One of them is an appeal for information about a steam engine which is being restored.  The article doesn't mention Greenwich but it is here that the engine was built - well aware, I suppose, of the fathomnless depths of the Boroughs ignorance of the technological achievements of its past. 

This is about the Museum of Western Australia who restoring an engine from the SS Xantho originally installed in a Crimean War era gunboat.   They are trying to produce a virtual copy of this engine which they say is of 'considerable significance in the history of manufacturing technology' and that it is the 'only example of a John Penn and Sons trunk engine which was the most common type of Royal Navy warship engines 1870-75'.

They are asking for some help with details of construction.  I am including this because the factory was here, on Blackheath Hill, and because anywhere else in the world you would expect some local knowledge about it - but sadly, while they care about  these things in Western Australia, we clearly don't.

If anyone thinks they can help, please let us know and we can forward it to the correct person.

IKEA - AND SAINSBURYS.  The newsletter contains a detailed article about the possible demise of the 'tellytubby' Sainsburys.   This is largely about the attempt to get it listed - and points out that claims that it would be the first listed purpose built supermarket are not strictly true since the whole of Milton Keynes shopping centre is listed.  However it points out that the supermarket is said to 'represent a paradigm shift in public building'.  It uses half the energy of a conventional supermarket and is surrounded by earth banks and the toilets are flushed with rain water filtered by a reed bed in the adjacent nature reserve. 
It was shortlisted for the Stirling prize in 2000 and won a RIBA sustainability award.
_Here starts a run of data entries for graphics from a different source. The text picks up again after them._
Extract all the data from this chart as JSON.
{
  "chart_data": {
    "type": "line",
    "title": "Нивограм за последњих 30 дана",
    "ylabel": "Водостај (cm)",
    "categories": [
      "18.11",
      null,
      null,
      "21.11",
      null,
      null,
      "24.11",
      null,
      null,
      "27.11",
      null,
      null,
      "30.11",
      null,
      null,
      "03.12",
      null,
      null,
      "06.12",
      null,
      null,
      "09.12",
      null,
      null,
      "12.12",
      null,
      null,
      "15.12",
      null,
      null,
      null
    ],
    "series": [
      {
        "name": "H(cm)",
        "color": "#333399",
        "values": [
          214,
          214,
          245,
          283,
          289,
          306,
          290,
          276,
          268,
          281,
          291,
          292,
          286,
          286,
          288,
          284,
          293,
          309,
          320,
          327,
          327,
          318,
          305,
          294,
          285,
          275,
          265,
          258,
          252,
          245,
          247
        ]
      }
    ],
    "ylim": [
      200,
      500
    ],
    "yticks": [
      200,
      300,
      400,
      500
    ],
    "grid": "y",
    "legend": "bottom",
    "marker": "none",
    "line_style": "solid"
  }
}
The author points out that it won first place - with 5,000 voters - in the People's Choice section of the Stirling Prize but that 'this popular vote may count against the building - popular taste does not find favour in high minded architectural circles'. 


Unknown said...

John Penn , a ship at Bristol has an engine same maker. It's called Great Briton ,I think this is only from memory

Anonymous said...

Have you asked the Naval Dockyard at Chatham? They have a Victorian ship and perhaps ships architects drawings of the engine.